Kwanzaa celebrates its 50th anniversary this year. The annual holiday was created in 1965 by Maulana Karenga, a California State University professor, to help African Americans connect with their African roots. It was first celebrated in 1966-67.

It is now celebrated by millions, mostly in the U.S. Even President Barack Obama and his wife, Michelle, issued a statement Saturday commemorating Kwanzaa, which includes a candle being lit each night of the celebration.

"Michelle and I extend our warmest wishes to families across the country celebrating Kwanzaa this holiday season,” the Obamas said. “Today begins a weeklong celebration of African-American heritage and culture through family and community festivities. . . And in the spirit of the season, we reflect on the blessings of the past year and commit to building a brighter future for all our children. As families, friends, and neighbors come together today to light the Kinara, our family sends our best wishes for a happy and healthy new year.”

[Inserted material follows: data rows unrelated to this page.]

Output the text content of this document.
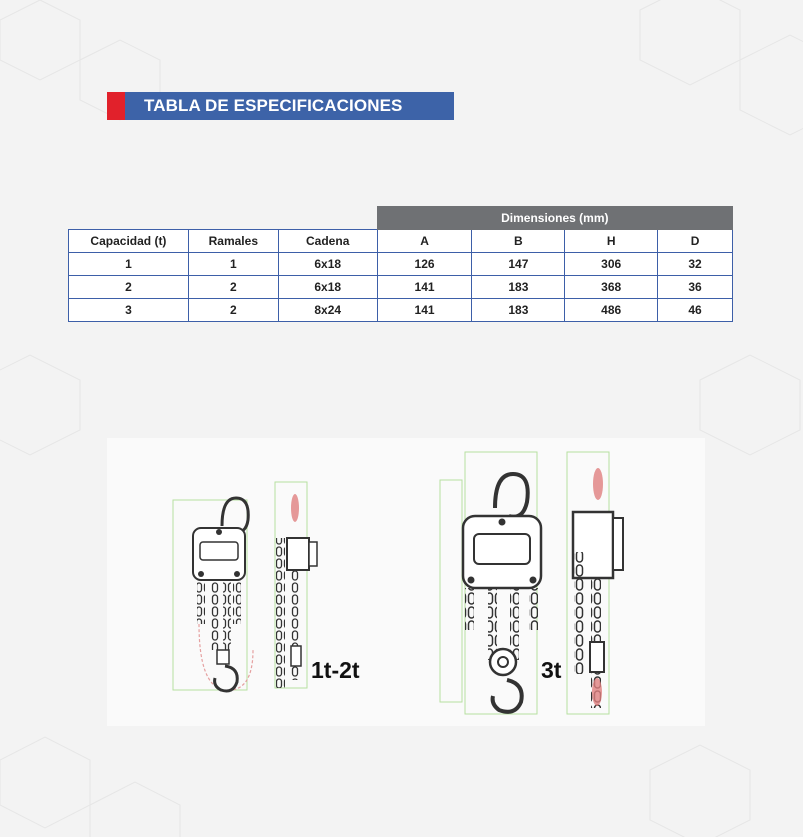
TABLA DE ESPECIFICACIONES
			Dimensiones (mm)			
Capacidad (t)	Ramales	Cadena	A	B	H	D
1	1	6x18	126	147	306	32
2	2	6x18	141	183	368	36
3	2	8x24	141	183	486	46
1t-2t	3t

Kwanzaa is derived from the Swahili phrase, matunda ya kwanza, meaning “first fruits of the harvest.” It uses values called Nguzo Saba, the “seven principles of African Heritage.”

On Saturday, the day the Bronzeville Children’s Museum held its celebration, the Kwanzaa principal of Umoja was recognized, which means unity. The other principles are Kujichagulia (Self-determination); Ujima (Collective Work and Responsibility); Ujamaa (Cooperative Economics); Nia (Purpose); Kuumba (Creativity) and Imani (Faith).

Peggy Montes, founder of the Bronzeville Children’s Museum, has hosted Kwanzaa celebrations for nearly two decades and said the celebration is now as important as ever with all the problems affecting the black community.

She said the celebration had even been smaller in recent years, pointing out it was just 90 people who participated in the event one year.

“I think it went down because some people lost interest in their history and culture,” said Montes, founder of the Bronzeville Children’s Museum. “Some people think their history is only up to slavery. They don’t want to go beyond that. . . We here try in our own little way to keep our history alive. It is important that we focus on something like Kwanzaa.”

Silvain Songo, who attended the museum celebration with his three children, said he enjoys celebrating Kwanzaa.

“It is a way for African-Americans to connect with Africa,” said Songo, who was reared in Camaroon but now lives in the city’s Woodlawn neighborhood.

Jamila Onyeali, president of the Bolozi Wazee Council of Elders, which is putting on a Kwanzaa celebration with the DuSable Museum of African American History, said she tries to insure that the integrity of Kwanzaa “is preserved” by insuring Kwanzaa principles are used during celebrations.

“There are a lot of things that people do that are not necessarily tied to Kwanzaa,” she said. “But I think [Kwanzaa] is a feeling of unity of connecting with their roots. . . Talking with your elders and children are learning their history… It helps you to focus… I think you can feel it.”

A continuing Kwanzaa event will be held today at noon at the DuSable, 740 E. 56th Pl., Chicago. The celebrations at the DuSable include, writer Useni Perkins, actress/director Val Grey Ward and historian Timuel Black.